Published:Friday | July 10, 2020 | 12:18 AM
File 
Howard Mitchell, businessman and former PSOJ president.
File Howard Mitchell, businessman and former PSOJ president.

Given the toll of the coronavirus on the economy, businesses are expected to run into even more cash flow problems, warns Howard Mitchell, the immediate past president of the Private Sector Organisation of Jamaica, PSOJ.

“I see a tightening up of the market, and people are restricting their liquidity,” said Mitchell, a businessman and attorney who was part of a panel of legal experts at a Development Bank of Jamaica midweek webinar on insolvency.

The fallout of tourism, mining and outsourcing services will result in a contraction in the velocity of money, he said, noting and those effects will spread to other sectors and into the overall economy.

“That is going to put a heavy burden on working capital for businesses and cash flow for businesses,” Mitchell said.

He adds that while Jamaica has a number of large and medium-sized firms in the distribution trade whose businesses generate a lot of cash, the assessment of how funds flow fails to take the full costs of doing business into account, and the flow may also involve goods sold with delayed payment.

“In Jamaica, we have a lot of distribution businesses and you will be fooled into thinking that you have a lot of money, because there is this stream of cash as your inventory exchanges,” he said.

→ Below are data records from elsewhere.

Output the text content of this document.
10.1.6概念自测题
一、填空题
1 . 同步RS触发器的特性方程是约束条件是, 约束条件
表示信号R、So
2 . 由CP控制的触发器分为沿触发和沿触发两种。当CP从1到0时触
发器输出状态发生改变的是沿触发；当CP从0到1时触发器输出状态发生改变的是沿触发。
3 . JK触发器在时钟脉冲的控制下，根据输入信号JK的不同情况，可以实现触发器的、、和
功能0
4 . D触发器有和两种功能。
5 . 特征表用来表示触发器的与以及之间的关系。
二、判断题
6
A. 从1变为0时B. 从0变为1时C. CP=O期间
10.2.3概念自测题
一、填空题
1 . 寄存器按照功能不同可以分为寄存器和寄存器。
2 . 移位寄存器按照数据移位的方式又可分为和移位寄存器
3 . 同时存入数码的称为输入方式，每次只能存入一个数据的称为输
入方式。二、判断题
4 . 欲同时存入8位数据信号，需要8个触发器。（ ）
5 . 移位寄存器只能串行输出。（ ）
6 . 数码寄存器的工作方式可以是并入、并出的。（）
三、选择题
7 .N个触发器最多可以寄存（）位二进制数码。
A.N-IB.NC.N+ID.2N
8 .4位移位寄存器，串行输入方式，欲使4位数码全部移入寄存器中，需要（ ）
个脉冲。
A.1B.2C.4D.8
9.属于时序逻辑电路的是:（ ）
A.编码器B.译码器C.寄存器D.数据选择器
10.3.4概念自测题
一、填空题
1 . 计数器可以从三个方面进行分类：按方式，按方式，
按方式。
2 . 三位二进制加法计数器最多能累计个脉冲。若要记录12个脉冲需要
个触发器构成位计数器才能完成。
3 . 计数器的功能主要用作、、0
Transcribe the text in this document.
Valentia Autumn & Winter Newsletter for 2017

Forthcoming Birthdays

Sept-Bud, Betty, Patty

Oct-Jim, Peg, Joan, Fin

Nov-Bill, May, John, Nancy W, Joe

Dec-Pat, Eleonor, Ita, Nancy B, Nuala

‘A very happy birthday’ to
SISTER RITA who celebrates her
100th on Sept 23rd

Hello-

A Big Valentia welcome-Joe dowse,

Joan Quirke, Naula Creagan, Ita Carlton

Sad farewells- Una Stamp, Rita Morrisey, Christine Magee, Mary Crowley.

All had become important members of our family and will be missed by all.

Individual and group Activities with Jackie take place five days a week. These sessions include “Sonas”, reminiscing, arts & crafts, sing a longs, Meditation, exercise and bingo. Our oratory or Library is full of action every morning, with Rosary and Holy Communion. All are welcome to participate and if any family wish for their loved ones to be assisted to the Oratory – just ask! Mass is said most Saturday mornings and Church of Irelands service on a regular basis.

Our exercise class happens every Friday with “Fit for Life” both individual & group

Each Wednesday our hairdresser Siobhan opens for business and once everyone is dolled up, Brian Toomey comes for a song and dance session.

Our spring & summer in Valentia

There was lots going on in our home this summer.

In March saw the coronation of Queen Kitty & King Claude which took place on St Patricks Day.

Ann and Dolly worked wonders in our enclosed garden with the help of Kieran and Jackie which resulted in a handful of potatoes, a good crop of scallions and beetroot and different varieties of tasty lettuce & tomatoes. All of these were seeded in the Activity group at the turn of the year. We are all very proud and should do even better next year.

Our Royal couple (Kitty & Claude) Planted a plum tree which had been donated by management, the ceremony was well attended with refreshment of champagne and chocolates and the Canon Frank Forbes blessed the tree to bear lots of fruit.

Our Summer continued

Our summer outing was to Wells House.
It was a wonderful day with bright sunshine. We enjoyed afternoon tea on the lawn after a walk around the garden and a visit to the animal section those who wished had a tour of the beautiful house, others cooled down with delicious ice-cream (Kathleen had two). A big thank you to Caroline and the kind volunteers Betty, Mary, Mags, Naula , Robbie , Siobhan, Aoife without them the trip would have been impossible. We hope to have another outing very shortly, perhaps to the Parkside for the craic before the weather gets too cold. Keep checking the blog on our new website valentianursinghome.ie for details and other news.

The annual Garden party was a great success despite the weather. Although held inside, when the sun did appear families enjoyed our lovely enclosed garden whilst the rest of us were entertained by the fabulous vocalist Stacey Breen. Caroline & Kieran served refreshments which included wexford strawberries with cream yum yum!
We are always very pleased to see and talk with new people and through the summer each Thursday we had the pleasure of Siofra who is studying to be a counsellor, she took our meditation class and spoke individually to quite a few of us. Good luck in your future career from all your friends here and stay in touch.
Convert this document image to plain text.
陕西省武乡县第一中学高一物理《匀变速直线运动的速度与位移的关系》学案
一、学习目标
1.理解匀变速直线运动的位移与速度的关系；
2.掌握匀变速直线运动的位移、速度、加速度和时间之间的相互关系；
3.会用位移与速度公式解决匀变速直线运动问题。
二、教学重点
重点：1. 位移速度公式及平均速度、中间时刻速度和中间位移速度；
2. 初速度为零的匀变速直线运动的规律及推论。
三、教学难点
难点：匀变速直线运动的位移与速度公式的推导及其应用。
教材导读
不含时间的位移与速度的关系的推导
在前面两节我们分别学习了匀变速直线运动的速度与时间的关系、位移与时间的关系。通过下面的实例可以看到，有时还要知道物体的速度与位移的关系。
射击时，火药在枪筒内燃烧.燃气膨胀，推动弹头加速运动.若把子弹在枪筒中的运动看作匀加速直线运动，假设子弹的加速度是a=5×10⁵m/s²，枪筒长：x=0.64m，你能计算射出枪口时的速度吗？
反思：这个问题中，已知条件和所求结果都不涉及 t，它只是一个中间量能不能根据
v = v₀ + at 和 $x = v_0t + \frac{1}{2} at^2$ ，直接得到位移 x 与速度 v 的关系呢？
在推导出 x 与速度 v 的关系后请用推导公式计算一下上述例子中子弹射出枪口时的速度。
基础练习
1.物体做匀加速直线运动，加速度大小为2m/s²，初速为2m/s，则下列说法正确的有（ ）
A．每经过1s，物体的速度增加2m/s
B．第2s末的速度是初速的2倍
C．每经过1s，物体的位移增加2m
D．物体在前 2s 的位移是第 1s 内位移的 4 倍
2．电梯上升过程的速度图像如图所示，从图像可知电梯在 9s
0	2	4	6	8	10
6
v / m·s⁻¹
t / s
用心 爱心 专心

Webinar moderator Dennis Chung, a financial analyst and executive at gaming company Supreme Ventures Limited, said he expects economic output to fall by about 10 per cent, arising from COVID-19.

Once cash flows begin to dry up, so does working capital, which in turn can put companies on the path to insolvency if they have no means by which to turn the business around, Mitchell noted.

“That is why I am saying find the insolvency supervisor, go to your banker, and make sure you carry proper records,” he said.

A company or individual is considered insolvent individual when they owe more than $300,000 to creditors without the means to meet their obligations.

The webinar, beset with audio issues, did not reveal data on insolvency cases.

The supervisor of insolvency, Justice Ferdinand Smith, said that companies can file for insolvency even if their records are not perfect, but in various stages of readiness.

The Insolvency Act, passed in October 2014, merged legislation relating to bankruptcy, insolvency, receiverships, provisional supervision and the winding up of companies. It also repealed the Bankruptcy Act.